"You have written 102,097 words on 232 posts since you started publishing 257 days ago".
That's what my user interface at Gadling told me this morning. Gadling is the Internet's most popular travel blog, with millions of readers every month. As a writer you can't ask for a bigger audience unless you write about teenaged wizards or Masonic conspiracies, which I don't.
Working for Gadling has taught me a lot. At first I worried I wouldn't have enough material. It turned out there's an inexhaustible font of travel news and features out there if you know where to research and are willing to wander a little. The appetite for this kind of writing seems inexhaustible too. Day after day I and my coworkers post on everything from the best destinations for scuba diving to saving elephants in Chad, and the readers never seem to get enough.
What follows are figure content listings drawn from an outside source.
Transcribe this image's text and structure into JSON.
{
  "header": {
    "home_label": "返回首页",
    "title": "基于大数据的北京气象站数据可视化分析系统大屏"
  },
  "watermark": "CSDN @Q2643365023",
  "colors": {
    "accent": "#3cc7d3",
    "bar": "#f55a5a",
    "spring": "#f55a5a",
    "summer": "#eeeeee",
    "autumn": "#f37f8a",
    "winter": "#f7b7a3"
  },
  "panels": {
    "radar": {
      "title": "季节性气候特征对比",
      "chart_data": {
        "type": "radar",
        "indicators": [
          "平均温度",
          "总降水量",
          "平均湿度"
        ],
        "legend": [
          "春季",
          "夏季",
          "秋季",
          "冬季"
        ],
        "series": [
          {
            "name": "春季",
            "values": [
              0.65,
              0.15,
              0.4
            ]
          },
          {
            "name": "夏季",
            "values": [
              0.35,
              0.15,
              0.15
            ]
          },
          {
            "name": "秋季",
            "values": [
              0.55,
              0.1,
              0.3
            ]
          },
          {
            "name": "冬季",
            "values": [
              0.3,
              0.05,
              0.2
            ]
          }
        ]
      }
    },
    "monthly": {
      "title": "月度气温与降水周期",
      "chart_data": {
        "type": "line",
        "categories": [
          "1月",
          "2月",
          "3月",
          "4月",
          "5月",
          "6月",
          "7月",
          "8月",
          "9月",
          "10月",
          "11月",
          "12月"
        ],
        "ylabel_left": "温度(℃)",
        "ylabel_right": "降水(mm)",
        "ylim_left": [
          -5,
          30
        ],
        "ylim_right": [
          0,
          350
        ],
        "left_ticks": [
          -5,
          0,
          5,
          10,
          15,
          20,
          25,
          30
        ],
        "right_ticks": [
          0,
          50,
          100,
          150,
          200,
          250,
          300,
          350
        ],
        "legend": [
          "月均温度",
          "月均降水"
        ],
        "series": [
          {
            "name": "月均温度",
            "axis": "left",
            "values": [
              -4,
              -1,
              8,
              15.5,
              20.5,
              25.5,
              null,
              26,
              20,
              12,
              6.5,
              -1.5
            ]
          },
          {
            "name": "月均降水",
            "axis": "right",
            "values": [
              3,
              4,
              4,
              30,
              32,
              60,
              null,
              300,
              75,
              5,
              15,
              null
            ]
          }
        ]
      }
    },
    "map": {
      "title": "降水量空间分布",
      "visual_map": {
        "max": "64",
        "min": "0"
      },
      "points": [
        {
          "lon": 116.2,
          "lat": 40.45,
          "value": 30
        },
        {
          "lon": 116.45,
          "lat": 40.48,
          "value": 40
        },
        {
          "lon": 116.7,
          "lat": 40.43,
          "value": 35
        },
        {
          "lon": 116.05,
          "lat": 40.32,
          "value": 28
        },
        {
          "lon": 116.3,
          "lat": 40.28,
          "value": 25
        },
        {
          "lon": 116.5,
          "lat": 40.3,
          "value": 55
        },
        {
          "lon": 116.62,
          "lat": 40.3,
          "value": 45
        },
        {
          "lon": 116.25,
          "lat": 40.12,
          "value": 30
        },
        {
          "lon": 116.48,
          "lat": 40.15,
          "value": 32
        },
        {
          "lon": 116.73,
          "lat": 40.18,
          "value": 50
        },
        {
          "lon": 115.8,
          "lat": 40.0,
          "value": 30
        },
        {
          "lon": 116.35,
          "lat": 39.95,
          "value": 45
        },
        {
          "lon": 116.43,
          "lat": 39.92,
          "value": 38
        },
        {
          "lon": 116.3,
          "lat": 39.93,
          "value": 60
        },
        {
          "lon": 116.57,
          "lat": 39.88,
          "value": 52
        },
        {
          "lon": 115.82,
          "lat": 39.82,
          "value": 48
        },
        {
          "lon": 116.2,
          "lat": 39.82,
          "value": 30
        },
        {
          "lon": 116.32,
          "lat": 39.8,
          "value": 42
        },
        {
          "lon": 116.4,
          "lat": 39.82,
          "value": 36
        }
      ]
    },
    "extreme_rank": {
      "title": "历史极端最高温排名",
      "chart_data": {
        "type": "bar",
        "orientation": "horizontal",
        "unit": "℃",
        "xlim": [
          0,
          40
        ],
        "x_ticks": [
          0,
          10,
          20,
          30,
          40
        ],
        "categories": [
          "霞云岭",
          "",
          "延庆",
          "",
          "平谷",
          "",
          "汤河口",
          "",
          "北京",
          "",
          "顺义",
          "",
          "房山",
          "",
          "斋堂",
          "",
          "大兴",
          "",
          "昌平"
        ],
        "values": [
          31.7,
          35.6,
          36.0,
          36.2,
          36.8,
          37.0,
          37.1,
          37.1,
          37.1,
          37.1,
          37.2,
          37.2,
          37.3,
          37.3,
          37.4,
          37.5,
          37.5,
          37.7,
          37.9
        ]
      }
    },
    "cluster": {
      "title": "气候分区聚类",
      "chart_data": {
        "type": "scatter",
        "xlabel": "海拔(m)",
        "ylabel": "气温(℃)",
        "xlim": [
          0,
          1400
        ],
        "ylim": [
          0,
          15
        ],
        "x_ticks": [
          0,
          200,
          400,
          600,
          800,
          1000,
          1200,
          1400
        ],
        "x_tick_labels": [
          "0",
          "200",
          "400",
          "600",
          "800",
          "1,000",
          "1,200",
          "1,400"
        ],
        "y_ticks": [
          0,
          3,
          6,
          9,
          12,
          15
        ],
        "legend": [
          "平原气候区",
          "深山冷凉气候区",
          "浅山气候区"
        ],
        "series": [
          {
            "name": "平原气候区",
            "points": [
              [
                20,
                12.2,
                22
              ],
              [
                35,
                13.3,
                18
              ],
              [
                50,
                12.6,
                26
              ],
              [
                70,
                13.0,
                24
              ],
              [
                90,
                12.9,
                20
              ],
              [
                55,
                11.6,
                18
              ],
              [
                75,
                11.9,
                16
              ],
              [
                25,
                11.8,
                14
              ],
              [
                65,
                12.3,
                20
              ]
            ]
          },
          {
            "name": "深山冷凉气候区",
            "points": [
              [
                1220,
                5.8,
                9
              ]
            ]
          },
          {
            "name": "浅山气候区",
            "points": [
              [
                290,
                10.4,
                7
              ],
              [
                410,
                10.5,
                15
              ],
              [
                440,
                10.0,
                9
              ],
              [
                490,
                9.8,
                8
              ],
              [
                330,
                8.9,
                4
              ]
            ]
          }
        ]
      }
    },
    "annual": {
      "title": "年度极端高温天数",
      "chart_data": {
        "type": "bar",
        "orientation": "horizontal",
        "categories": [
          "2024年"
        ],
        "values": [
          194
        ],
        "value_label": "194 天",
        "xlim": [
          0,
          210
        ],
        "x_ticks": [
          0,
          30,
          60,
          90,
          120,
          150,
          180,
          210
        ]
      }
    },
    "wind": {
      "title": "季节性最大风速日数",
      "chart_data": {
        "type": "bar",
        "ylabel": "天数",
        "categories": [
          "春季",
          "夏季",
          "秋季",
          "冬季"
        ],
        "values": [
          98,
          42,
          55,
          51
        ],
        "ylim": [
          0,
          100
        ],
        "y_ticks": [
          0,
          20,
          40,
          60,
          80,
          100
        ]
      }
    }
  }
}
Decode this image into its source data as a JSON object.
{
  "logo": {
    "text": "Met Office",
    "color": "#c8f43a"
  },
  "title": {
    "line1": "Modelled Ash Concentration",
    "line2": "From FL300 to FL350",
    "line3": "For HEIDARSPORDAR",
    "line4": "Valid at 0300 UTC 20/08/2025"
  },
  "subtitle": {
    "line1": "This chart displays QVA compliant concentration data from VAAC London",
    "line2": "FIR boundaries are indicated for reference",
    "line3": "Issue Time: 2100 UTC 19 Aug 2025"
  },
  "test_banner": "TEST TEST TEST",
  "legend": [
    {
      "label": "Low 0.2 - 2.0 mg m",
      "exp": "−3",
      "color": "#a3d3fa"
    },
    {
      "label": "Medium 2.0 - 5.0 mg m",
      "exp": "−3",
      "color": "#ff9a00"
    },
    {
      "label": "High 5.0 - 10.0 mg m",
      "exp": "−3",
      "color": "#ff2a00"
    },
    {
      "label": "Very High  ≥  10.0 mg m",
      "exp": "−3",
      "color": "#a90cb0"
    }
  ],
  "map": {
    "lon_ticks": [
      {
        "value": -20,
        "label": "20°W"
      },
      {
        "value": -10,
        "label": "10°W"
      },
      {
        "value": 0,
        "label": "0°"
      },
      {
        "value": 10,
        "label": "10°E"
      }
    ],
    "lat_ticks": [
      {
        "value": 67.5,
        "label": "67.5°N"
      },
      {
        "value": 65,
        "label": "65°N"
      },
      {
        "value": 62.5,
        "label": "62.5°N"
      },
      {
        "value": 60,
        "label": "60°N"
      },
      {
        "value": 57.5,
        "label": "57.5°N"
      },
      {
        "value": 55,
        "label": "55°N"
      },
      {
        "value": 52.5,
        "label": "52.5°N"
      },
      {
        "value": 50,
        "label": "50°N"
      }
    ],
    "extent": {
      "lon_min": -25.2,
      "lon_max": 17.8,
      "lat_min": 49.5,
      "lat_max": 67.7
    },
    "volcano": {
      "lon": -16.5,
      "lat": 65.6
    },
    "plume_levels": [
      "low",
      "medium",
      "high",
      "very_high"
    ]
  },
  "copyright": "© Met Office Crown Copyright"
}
Blogging is also good for learning to write concisely, something that's never been my strong point. It also teaches you the value of networking and just how useful a tool the Internet can be, and just how unreliable it can be too.
It's also (slowly) teaching me nonattachment with my readership. As a writer it's your job to inform and entertain the reader. A good writer gives the reader what they want; a great one gives them what they don't realize they want. But you can't please everyone, and with several million readers able to use the comment feature, all of us at Gadling end up with a lot of negative comments. The problem is, angry people are more likely to comment than satisfied people. Some of the comments are valid, many more are inane, racist, or just plain abusive. Check out the comments on an innocuous post I wrote about Finland banning smoking and you'll see what I mean.
I'm teaching myself to take a big breath and let the perpetually angry people to rave on unchallenged. I'll never change their way of thinking, and that's not my job anyway. It's not easy to ignore them, because I'm of a rather confrontational nature myself, but it's a useful lesson to learn.
The most important lesson, of course, is one I already knew from my book writing--that if you want to do a big project (like writing 100,000 words), doing a bit every day over a long period of time will get it done. So keep at it, writers. You'll get there eventually.
So how many words have I written on this blog and my travel/personal blog? I have no idea. Is there an app for that?